Everyone knows that Virginia is a state steeped in a rich history. After all, the Commonwealth is home to Jamestown, Williamsburg, Revolutionary and Civil War battlefields, and is known as the “Mother of Presidents,” as eight United States presidents were born right here in Virginia.
You probably learned all about Virginia’s history through textbooks and in the classroom – you may have even visited a site or two before. However, Virginia isn’t all Colonial garb and historic homes—if you look closely, you just might find that historic Virginia has an edgy – dare we say it?—cool side that you might never have suspected.
Here’s our guide to experiencing Virginia’s history in an unexpected, fresh, and new way:
Sip Virginia wine…on a national battlefield at the Winery at Bull Run. Enjoy a taste of Virginia past and present at this Fairfax County winery, which adjoins over 5,000 countryside acres of the historic Manassas National Battlefield Park, providing you with a beautiful vista of preserved 19th century farmland.
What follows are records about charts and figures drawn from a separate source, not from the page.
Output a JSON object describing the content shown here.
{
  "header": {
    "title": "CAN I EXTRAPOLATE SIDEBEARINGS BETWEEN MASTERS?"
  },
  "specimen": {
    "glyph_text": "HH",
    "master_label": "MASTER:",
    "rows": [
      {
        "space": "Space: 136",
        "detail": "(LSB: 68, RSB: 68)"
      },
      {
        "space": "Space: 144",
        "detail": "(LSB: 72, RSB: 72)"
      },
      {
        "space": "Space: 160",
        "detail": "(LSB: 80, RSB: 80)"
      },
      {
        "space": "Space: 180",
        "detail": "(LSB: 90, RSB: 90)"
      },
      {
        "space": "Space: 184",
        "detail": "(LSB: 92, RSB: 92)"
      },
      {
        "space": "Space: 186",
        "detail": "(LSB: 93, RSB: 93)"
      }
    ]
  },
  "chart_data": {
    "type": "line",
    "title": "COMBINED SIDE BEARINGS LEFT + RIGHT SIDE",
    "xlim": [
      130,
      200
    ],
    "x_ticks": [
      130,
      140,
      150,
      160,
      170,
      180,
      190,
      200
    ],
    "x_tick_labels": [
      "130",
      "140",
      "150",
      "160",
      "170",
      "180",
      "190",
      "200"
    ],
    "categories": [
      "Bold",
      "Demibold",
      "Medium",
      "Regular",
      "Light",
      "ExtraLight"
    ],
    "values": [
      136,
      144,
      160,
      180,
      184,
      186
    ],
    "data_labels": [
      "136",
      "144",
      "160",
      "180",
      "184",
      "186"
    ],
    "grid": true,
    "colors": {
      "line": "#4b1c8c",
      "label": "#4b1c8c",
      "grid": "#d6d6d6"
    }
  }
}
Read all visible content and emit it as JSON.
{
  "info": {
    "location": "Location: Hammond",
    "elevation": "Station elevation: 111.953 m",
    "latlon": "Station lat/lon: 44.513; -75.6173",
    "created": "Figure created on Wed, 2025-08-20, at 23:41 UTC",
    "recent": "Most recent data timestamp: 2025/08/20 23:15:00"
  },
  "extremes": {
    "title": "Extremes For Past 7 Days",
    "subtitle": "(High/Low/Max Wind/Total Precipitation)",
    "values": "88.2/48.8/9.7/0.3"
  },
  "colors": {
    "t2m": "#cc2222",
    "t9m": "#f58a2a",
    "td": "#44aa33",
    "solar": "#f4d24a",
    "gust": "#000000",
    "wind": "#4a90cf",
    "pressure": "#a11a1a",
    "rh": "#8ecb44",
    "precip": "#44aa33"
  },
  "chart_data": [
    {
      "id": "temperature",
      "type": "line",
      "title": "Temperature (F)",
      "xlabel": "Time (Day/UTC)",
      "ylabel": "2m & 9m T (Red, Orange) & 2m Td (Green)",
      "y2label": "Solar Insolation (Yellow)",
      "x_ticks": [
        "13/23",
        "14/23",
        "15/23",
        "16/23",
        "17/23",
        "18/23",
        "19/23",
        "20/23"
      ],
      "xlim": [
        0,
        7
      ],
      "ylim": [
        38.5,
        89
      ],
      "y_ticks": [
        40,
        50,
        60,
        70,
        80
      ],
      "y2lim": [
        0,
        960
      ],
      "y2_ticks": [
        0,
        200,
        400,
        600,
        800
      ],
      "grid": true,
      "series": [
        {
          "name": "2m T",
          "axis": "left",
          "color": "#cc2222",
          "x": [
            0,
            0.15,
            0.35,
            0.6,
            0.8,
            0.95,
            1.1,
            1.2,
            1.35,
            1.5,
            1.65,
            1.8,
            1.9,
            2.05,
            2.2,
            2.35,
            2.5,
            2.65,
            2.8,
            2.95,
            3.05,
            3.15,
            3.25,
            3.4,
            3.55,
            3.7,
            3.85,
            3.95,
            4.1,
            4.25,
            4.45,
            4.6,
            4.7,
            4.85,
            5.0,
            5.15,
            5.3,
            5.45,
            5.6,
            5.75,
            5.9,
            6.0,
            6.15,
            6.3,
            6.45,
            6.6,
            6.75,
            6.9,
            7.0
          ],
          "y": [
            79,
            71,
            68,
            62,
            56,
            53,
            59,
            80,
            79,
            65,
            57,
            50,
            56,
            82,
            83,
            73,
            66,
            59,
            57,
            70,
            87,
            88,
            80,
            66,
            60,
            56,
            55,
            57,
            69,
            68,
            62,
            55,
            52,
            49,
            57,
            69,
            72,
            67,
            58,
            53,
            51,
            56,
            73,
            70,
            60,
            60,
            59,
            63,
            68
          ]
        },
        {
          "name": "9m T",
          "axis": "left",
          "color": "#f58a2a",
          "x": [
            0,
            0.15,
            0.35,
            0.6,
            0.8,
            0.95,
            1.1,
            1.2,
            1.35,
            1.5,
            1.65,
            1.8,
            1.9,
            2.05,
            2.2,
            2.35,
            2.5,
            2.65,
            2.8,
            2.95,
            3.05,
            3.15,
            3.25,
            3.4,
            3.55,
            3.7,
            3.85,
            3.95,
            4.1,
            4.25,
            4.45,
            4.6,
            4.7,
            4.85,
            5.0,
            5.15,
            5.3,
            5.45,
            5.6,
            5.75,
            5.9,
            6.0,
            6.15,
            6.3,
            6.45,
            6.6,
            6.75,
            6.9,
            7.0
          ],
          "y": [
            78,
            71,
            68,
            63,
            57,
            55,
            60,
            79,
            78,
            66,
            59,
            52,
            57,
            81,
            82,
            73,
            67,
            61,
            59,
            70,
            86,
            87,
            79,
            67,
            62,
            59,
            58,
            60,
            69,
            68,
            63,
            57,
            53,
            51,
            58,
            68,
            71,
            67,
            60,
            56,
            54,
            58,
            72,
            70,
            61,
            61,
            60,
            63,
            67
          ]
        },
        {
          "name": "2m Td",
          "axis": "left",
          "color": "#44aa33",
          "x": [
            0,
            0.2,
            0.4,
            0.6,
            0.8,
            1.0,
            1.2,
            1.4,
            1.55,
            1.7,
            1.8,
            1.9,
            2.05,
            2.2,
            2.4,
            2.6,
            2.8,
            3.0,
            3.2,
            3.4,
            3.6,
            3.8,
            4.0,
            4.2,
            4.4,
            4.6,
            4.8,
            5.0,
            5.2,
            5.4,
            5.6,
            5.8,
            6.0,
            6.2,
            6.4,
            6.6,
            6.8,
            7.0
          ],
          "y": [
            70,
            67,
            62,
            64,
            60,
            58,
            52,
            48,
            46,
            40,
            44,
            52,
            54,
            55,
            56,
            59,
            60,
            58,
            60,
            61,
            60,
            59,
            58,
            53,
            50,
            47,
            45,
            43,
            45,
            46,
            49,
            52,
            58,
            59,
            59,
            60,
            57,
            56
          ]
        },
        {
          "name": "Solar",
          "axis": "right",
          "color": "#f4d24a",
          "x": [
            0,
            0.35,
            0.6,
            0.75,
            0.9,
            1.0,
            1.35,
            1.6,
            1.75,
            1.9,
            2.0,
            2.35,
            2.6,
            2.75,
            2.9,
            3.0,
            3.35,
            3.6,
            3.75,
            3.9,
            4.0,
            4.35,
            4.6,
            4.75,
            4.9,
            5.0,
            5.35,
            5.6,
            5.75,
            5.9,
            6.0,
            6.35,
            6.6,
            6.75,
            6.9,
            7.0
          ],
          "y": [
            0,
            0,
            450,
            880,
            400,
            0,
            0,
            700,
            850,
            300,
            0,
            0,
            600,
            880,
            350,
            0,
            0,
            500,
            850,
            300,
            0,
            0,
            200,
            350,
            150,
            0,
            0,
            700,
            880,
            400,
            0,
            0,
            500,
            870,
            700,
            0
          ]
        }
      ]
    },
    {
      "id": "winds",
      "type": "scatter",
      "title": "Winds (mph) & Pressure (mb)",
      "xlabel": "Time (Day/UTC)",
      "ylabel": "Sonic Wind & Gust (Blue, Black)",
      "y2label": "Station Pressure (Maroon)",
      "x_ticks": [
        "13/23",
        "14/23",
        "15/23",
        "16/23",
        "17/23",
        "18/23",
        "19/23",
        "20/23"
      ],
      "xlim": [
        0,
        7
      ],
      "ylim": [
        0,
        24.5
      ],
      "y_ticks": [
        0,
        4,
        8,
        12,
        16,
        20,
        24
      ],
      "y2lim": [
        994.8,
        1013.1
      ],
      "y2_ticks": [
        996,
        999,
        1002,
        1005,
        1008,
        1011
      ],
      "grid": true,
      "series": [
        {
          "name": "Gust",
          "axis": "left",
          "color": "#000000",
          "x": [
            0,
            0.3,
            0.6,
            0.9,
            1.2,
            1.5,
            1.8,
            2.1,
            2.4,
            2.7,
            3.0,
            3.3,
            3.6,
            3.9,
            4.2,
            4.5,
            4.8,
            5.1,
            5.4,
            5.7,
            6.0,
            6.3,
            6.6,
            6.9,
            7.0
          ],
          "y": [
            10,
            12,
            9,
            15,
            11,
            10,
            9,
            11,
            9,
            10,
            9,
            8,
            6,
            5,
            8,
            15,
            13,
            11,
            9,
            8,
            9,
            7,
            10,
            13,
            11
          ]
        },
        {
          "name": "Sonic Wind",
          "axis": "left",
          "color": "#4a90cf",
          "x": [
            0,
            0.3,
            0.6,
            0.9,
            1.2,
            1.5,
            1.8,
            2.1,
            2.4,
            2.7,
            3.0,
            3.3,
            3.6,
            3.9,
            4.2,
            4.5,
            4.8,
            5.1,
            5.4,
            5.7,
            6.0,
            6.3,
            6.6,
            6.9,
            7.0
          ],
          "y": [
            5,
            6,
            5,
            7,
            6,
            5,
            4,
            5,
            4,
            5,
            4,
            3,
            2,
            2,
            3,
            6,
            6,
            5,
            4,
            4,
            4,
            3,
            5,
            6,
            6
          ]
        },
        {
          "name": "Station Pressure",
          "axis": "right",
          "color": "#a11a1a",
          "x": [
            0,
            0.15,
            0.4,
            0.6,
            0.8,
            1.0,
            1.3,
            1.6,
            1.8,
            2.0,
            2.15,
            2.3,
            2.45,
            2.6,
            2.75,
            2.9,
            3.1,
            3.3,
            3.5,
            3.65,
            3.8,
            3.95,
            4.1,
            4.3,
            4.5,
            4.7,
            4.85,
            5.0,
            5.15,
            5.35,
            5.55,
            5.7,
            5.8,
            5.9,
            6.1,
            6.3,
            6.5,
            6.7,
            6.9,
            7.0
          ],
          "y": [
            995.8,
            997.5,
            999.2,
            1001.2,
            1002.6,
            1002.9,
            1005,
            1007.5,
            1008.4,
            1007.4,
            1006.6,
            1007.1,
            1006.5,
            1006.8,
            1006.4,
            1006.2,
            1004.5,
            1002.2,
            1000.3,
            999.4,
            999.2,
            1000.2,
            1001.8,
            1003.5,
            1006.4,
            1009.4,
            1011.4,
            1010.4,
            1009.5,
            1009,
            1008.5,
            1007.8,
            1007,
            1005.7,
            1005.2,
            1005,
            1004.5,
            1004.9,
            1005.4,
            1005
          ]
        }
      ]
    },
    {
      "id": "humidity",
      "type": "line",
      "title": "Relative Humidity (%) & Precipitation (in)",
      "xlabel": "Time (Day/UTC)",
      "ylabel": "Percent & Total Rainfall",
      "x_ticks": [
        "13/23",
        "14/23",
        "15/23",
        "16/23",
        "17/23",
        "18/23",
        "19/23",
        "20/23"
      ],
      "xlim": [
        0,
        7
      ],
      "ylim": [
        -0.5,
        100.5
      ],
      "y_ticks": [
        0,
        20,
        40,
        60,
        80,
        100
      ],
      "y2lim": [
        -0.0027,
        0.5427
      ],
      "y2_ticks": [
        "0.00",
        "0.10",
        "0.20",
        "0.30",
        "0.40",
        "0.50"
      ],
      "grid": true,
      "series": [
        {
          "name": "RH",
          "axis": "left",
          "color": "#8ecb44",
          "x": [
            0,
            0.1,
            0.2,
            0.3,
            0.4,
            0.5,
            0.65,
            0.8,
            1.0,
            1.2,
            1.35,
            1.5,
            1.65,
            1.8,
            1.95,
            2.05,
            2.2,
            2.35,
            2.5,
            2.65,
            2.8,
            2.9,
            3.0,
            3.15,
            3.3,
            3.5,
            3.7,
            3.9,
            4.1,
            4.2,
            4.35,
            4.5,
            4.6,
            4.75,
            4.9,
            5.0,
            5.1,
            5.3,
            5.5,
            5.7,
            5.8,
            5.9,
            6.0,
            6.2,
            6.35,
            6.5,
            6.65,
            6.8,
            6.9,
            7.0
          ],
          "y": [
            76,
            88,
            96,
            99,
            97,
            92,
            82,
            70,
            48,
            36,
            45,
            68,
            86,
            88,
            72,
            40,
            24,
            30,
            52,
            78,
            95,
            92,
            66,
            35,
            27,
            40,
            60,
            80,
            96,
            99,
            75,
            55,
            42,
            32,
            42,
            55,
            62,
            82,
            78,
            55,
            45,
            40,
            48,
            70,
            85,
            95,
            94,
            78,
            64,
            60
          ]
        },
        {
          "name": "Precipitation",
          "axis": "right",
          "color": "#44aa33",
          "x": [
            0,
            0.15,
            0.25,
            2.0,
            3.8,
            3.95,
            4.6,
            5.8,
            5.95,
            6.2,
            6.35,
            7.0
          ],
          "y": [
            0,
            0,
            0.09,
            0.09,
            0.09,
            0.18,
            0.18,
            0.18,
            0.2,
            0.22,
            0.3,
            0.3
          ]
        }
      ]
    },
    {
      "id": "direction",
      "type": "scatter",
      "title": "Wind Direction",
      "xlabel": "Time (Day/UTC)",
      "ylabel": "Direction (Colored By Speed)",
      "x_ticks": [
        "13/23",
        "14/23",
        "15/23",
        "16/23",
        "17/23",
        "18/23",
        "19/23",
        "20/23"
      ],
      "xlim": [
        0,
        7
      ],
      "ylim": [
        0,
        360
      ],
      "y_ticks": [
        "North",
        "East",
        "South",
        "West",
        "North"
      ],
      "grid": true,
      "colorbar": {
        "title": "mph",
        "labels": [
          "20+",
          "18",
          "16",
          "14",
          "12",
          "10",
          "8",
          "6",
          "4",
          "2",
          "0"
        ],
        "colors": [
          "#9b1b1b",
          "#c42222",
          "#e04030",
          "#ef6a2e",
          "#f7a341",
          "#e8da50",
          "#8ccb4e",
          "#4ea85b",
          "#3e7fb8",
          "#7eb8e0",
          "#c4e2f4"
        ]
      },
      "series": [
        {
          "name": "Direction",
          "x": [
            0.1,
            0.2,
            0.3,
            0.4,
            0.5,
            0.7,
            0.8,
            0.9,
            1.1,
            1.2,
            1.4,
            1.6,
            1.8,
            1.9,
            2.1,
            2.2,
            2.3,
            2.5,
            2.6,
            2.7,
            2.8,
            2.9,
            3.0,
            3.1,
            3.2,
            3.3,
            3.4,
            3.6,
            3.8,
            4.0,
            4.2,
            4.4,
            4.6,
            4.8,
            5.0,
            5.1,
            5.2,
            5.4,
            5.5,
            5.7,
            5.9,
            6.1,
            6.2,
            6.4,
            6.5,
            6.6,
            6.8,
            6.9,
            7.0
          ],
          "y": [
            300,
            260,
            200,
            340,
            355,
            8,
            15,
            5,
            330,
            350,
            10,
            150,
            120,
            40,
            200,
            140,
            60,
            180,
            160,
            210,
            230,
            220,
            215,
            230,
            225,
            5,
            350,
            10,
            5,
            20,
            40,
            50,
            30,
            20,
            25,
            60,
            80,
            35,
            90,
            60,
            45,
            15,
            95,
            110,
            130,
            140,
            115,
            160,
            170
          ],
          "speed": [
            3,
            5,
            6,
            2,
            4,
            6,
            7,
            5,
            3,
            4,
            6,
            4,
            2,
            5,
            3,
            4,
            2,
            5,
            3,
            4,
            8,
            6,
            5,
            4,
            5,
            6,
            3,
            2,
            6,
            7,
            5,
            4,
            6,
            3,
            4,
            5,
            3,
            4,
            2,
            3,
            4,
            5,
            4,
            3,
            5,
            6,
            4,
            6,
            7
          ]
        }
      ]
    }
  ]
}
Not only will you get to sip on delicious Virginia wine, but you’ll also get a glimpse into Virginia’s rich heritage with winemaking techniques from the Civil War-era, historical buildings and artifacts.
Play a Revolutionary War spy game – just like on AMC’s TURN—by visiting RevQuest in Williamsburg, Virginia. The thirteen colonies are on the verge of declaring their independence from Great Britain, and fighting has already begun. The fledgling American nation has no professional army or navy while the British have the greatest military force in the world. We must have a strong ally! Does the old saying, that “the enemy of our enemy is our friend” hold true?
Channel your inner Johnny Cash at the Carter Family Fold in Hiltons. The Carter Fold is a rustic, 1,000 seat music shed offering traditional music every Saturday night. Johnny Cash (who married Carter family member and country music darling June Carter) played at the Fold many times – in fact, he played his very last concert there in 2003. The Carter Family was discovered in 1927 by Victor Recording Studio in Bristol and recorded 300 songs between 1927 and 1942. Playing traditional Appalachian music, the family has often been credited as forerunners of modern-day country music. Today, A.P. Carter’s old general store acts as a museum. Recent additions include the newly moved and reconstructed original A.P. Carter Homeplace.
Are you a fan of The Following? See where it all began in Richmond. Though the FOX television hit series was not filmed in Richmond, the show’s first season took place in downtown Richmond and featured all things Edgar Allen Poe, the muse of the show’s villain, Joe Carroll. Visit the Edgar Allen Poe Museum in downtown Richmond if you’re looking for a sinister way to explore Virginia’s capital city.
Drive by the home of the REAL Scarlett O’Hara in Mecklenburg County. Civil War-era author Myrta Lockett Avary penned two books: A Virginia Girl in the Civil War and Dixie after the War, and was one of the major influences for Margaret Mitchell when she wrote Gone with the Wind. This sassy antebellum belle resided at Lombardy Grove just off Route 58 in Mecklenburg County.
See the hoof print of the real Misty of Chincoteague. Remember reading Misty of Chincoteague when you were little? Well, Misty was a real horse, and you can see her actual hoof print in front of the Island Theater in Chincoteague! The premiere of the movie “Misty” on Chincoteague was in 1961, and Misty was led down Main Street by her owner Ralph Beebe. In front of the Island Theater, Misty put her front hoof prints in the cement, and author Marguerite Henry wrote Misty’s name in the cement underneath. Misty’s hoof prints can still be found in the sidewalk in front of the newly renovated Island Theater. A bronze statue of Misty is located at Robert Reed Waterfront Park in downtown Chincoteague. Today, you can find direct descendants of Misty at the Chincoteague Pony Center.
Enjoy modern cuisine in Old Town Alexandria: The historic district known as Old Town Alexandria takes you back to the time when our nation’s early leaders strolled the streets and partook of grog at pubs and taverns. Today, Alexandria is known for its exquisite culinary scene and its chefs are getting national recognition. Chef Cathal Armstrong of Restaurant Eve has become a foodie darling, earning a nod from the James Beard Foundation earlier this year.